Steve Jester is the executive director of Partners for Conservation, a non-profit led by private landowners working with agencies, other non-profit organizations, and policymakers to collaborate on conservation projects for present and future generations.

Earlier this month, I attended an annual meeting of conservation districts in Northern Utah. A conservation district is a subdivision of state government led by elected agricultural producers, landowners, and other community members. These groups are responsible for working with USDA’s Natural Resource Conservation Service and local conservation partners to improve the stewardship of natural resources (soil, water, range, wildlife, fisheries, etc. ) in the area they serve.

One of the main speakers at the annual meeting was rancher Russell Davis. Russell is a board member of Partners for Conservation and his inspiring story of addressing conservation challenges on his own ranch resonates strongly with local conservation districts.
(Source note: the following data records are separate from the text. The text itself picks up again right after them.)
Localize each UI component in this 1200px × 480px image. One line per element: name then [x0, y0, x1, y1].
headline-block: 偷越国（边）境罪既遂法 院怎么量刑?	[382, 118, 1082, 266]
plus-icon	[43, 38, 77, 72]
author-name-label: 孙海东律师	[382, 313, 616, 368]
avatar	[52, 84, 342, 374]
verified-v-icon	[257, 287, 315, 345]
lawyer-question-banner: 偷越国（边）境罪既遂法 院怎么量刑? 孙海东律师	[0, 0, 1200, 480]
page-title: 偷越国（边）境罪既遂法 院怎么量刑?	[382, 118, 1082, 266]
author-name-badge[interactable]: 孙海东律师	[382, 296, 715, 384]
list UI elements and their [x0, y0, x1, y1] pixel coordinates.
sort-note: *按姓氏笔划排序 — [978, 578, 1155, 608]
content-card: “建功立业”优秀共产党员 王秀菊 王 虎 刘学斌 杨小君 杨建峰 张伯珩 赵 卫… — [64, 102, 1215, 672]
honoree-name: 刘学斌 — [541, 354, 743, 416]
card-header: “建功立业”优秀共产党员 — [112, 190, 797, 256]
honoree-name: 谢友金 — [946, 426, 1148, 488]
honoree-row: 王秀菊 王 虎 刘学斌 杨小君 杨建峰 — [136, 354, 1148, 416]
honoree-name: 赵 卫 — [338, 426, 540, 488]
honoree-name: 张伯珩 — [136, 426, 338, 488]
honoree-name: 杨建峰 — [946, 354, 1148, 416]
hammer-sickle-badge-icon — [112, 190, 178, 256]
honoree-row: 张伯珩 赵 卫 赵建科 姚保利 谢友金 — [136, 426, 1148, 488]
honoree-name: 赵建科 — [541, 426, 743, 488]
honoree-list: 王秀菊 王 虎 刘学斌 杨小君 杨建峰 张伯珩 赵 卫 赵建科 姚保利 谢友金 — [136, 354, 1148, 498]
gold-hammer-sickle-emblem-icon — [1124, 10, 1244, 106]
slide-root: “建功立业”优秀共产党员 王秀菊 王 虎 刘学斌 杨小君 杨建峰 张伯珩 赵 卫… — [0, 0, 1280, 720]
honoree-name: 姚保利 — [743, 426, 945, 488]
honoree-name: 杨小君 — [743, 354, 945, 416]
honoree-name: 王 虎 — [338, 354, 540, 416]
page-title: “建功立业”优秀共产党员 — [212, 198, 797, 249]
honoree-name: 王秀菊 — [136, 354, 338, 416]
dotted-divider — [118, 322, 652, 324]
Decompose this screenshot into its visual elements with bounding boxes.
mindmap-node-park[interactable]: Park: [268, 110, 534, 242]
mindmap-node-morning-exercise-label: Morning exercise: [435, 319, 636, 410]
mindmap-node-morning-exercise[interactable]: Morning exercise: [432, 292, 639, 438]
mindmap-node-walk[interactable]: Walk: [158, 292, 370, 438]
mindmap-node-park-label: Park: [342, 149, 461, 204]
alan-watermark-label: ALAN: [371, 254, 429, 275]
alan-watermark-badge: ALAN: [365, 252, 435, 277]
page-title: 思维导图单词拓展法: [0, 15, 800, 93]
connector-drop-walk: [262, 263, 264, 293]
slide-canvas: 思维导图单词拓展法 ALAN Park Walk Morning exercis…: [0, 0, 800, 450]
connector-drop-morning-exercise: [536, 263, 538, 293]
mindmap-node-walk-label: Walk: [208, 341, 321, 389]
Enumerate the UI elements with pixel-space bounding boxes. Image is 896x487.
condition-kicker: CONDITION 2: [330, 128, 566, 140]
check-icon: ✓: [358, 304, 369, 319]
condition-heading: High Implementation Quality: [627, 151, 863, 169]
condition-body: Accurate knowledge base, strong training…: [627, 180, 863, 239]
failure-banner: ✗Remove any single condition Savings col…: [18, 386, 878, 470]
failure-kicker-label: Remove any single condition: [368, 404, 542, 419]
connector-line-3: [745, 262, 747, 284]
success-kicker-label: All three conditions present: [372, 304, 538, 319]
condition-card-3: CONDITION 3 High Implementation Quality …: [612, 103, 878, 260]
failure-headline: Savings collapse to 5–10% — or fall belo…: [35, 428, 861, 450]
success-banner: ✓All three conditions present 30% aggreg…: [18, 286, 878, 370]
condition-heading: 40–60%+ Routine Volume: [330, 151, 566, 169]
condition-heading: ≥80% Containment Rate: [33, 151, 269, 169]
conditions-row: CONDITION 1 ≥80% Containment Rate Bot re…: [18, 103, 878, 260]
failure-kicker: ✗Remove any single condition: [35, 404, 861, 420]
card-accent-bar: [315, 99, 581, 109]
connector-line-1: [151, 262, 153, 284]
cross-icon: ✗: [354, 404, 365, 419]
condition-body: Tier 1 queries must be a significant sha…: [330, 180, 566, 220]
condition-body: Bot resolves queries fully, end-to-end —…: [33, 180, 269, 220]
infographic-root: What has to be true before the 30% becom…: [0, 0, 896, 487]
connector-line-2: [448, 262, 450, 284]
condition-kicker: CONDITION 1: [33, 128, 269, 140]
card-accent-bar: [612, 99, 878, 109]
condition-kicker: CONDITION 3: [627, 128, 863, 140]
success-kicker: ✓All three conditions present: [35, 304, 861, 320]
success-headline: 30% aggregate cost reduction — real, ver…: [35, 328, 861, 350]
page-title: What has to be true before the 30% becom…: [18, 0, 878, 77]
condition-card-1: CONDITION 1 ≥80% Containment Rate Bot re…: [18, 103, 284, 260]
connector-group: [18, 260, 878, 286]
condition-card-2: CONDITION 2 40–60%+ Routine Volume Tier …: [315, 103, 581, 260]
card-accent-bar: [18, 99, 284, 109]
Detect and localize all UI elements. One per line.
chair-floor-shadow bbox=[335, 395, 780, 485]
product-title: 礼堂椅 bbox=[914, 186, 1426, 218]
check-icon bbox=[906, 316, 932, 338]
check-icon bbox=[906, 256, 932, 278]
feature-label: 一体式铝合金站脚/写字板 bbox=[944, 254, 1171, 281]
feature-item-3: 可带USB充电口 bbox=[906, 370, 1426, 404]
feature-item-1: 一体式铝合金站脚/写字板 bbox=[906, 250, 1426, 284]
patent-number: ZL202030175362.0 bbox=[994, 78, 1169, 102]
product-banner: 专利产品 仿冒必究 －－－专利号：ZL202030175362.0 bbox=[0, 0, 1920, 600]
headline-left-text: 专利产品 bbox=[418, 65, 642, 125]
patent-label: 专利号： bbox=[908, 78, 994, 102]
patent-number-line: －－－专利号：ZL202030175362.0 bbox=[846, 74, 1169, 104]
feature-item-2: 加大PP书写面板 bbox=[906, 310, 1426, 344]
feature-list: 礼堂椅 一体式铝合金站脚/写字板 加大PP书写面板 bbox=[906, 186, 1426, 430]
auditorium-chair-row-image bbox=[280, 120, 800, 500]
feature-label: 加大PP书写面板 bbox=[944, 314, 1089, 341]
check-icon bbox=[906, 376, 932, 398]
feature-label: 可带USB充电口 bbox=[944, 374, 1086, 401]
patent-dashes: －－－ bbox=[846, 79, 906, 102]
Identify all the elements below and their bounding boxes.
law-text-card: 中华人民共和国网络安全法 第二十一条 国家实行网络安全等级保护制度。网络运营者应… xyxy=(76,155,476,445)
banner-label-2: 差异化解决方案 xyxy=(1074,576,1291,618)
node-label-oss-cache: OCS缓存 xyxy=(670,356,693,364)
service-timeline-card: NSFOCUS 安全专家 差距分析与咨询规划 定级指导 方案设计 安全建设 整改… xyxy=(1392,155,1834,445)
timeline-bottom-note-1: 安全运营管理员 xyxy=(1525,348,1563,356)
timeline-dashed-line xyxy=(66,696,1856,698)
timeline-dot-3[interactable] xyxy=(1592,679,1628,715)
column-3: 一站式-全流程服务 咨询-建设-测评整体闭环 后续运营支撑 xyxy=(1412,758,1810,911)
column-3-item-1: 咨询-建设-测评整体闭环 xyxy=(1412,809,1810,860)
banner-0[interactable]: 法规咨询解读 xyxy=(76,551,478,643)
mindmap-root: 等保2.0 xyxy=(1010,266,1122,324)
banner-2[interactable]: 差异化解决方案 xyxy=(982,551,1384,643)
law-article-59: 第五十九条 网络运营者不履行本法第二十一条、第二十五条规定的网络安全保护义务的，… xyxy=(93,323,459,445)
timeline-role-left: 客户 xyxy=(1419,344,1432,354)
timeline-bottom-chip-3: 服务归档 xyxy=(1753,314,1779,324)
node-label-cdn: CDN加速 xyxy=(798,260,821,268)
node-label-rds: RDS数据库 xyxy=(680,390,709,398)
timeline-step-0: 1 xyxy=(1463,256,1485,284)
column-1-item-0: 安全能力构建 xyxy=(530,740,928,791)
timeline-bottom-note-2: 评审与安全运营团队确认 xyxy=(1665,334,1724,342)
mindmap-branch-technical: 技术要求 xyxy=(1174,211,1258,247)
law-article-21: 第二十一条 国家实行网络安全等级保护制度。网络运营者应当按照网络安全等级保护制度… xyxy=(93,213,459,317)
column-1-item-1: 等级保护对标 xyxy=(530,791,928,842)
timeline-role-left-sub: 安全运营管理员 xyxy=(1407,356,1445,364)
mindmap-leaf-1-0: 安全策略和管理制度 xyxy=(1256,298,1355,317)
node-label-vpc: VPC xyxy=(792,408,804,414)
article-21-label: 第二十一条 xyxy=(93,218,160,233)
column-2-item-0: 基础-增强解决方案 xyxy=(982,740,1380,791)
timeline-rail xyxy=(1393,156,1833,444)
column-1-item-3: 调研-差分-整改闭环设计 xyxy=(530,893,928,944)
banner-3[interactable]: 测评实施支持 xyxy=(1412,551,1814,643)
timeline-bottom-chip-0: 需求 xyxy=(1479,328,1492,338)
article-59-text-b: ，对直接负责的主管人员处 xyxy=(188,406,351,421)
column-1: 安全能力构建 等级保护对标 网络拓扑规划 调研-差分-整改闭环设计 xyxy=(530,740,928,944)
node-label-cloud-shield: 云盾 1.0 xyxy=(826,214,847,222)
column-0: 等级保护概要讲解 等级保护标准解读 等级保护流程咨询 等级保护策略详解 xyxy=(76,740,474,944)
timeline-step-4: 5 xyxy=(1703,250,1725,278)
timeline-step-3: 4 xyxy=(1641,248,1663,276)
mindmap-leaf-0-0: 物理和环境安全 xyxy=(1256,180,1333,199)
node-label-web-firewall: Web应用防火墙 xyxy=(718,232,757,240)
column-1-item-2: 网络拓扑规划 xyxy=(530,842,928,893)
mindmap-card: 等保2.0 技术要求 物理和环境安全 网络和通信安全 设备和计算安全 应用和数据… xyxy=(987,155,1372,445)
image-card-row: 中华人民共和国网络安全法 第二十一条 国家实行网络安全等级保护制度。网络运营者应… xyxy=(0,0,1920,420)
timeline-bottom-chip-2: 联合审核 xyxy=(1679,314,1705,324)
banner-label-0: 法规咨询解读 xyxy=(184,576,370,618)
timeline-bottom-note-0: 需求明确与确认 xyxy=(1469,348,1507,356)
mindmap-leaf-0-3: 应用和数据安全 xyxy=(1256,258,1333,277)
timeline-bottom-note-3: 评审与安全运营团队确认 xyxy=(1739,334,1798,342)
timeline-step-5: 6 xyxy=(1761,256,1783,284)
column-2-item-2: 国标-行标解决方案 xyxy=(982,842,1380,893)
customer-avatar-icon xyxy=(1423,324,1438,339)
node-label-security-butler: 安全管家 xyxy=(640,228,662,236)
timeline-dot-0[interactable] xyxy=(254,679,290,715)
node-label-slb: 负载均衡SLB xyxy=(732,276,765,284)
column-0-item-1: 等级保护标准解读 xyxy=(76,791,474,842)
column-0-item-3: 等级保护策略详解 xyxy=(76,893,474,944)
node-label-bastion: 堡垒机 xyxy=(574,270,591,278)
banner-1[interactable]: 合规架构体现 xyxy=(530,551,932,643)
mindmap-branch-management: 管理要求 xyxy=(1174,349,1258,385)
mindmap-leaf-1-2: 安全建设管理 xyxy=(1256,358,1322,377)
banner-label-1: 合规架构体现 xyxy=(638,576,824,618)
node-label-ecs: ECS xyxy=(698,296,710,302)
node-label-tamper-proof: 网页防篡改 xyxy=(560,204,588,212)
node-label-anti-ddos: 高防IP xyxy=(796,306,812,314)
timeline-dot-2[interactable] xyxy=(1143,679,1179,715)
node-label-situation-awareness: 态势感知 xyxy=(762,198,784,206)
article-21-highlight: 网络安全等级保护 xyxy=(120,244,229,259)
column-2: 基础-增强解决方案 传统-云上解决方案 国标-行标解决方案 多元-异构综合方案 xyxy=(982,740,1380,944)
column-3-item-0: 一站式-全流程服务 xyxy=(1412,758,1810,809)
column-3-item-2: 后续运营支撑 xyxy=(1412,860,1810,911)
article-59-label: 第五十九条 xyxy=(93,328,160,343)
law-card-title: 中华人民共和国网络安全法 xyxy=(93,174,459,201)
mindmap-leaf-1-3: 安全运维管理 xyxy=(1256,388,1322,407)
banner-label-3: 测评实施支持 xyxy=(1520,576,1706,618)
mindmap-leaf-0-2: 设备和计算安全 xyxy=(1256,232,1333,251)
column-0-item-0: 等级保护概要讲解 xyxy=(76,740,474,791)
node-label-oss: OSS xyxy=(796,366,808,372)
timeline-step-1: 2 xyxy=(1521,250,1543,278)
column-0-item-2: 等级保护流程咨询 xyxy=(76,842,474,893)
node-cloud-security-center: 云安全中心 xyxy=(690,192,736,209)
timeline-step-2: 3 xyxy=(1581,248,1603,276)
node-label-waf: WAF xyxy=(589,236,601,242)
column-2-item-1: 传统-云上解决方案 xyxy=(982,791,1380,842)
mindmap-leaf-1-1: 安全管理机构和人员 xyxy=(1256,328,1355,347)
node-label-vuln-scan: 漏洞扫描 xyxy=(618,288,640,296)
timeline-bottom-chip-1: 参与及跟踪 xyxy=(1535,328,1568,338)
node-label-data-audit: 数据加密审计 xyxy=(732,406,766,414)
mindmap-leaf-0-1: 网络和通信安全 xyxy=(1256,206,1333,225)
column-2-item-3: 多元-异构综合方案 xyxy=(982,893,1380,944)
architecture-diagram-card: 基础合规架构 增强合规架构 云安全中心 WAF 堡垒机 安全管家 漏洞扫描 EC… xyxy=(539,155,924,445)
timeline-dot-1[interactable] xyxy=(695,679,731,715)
Russell Davis holding a Plover
Russell Davis holding a Plover

Russell grew up on the Wineinger-Davis Ranch on the eastern plains of Colorado. After finishing college, Davis returned to the ranch to run day-to-day operations. Along with 500 black and red angus mother cows, 40 angus bulls, and 400 yearlings, the ranch has a variety of wildlife, thanks to some excellent habitat. Short grass prairie, cottonwood/willow riparian corridor, playas, and sand sagebrush are all found on the ranch, creating homes for mountain plover, swift fox, black tailed prairie dog, burrowing owl, and many more wildlife species.

One day while on the ranch, Davis noticed a researcher observing a mountain plover that was being considered for listing under the Endangered Species Act. After inquiring, and discovering that so many of these birds were breeding on his ranch, Davis got to know the researchers, and adopted a mission to educate himself and his neighbors, and collaborate with a broad coalition of government agencies and nonprofits to protect the mountain plover. Russell’s cooperation resulted in the U.S. Fish and Wildlife Service learning a lot more about the bird and determining that the grazing regime on the ranch was the reason there were so many breeding pairs utilizing the ranch.

The thrust of Davis’ message to the landowners in Utah was to actively engage and collaborate with the U.S. Fish and Wildlife Service, state agencies, and other partners in conservation issues- namely the proposed listing of greater sage grouse. Davis encouraged them to get involved and engaged because that will give them an opportunity to help shape the outcome.  This message of engagement and collaboration is central to both the method and the mission of Partners for Conservation.